The failure of an applicant to file a timely written notice of appearance and request for hearing, as required by § 314.200, constitutes an election by that person not to use the opportunity for a hearing concerning the action proposed and a waiver of any contentions concerning the legal status of that person's drug products. Any new drug product marketed without an approved new drug application is subject to regulatory action at any time.

A request for a hearing may not rest upon mere allegations or denials, but must present specific facts showing that there is a genuine and substantial issue of fact that requires a hearing. If it conclusively appears from the face of the data, information, and factual analyses in the request for a hearing that there is no genuine and substantial issue of fact that precludes the withdrawal of approval of the applications, or when a request for hearing is not made in the required format or with the required analyses, the Commissioner of Food and Drugs will enter summary judgment against the person who requests the hearing, making findings and conclusions, and denying a hearing.

All submissions under this notice of opportunity for a hearing are to be filed in four copies. Except for data and information prohibited from public disclosure under 21 U.S.C. 331(j) or 18 U.S.C. 1905, the submissions may be seen in the Dockets Management Branch (address above) between 9 a.m. and 4 p.m., Monday through Friday.

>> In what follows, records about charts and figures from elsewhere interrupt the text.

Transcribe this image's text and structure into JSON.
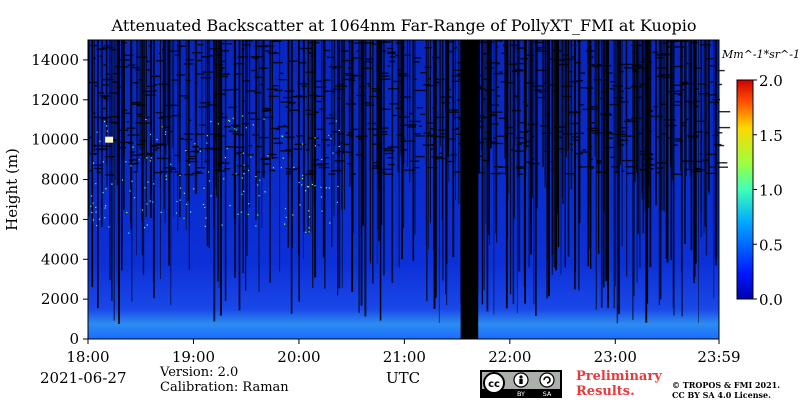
{
  "chart_data": {
    "type": "heatmap",
    "title": "Attenuated Backscatter at 1064nm Far-Range of PollyXT_FMI at Kuopio",
    "ylabel": "Height (m)",
    "xlabel": "UTC",
    "x_ticks": [
      "18:00",
      "19:00",
      "20:00",
      "21:00",
      "22:00",
      "23:00",
      "23:59"
    ],
    "y_ticks": [
      0,
      2000,
      4000,
      6000,
      8000,
      10000,
      12000,
      14000
    ],
    "ylim": [
      0,
      15000
    ],
    "colorbar": {
      "label": "Mm^-1*sr^-1",
      "ticks": [
        "0.0",
        "0.5",
        "1.0",
        "1.5",
        "2.0"
      ],
      "range": [
        0,
        2.0
      ],
      "colormap": "jet"
    },
    "data_gap": {
      "start": "21:32",
      "end": "21:42"
    }
  },
  "footer": {
    "date": "2021-06-27",
    "version": "Version: 2.0",
    "calibration": "Calibration: Raman",
    "preliminary_line1": "Preliminary",
    "preliminary_line2": "Results.",
    "copyright_line1": "© TROPOS & FMI 2021.",
    "copyright_line2": "CC BY SA 4.0 License."
  },
  "license_badge": {
    "cc": "cc",
    "by": "BY",
    "sa": "SA"
  },
  "colors": {
    "background_low": "#0a2fd0",
    "background_high": "#000000",
    "gap": "#000000",
    "prelim_text": "#e8393c"
  }
}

This notice is issued under the Federal Food, Drug, and Cosmetic Act (section 505 (21 U.S.C. 355)) and under authority delegated to the Director, CDER (21 CFR 5.82).

VI. References

The following references are on display in the Dockets Management Branch (address above) and may be seen by interested persons between 9 a.m. and 4 p.m., Monday through Friday.

1. Horwitz et al., “Phenylpropanolamine & Risk of Hemorrhagic Stroke: Final Report of The Hemorrhagic Stroke Project,” May 2000 in Comment No. C230, Docket No. 76N-052N and Comment No. C114, Docket No. 81N-0022.

2. Phenylpropanolamine Case Reports From 1991-2000 on File in Docket Nos. 76N-052N and 81N-0022.

3. Consumer Healthcare Products Association (CHPA), “Comments on the Hemorrhagic Stroke Project Report,” May 24, 2000, in Comment No. C231, Docket No. 76N-052N and Comment No. C113, Docket No. 81N-0022.

4. Food and Drug Administration, Summary Minutes of Nonprescription Drugs Advisory Committee Meeting, October 19, 2000.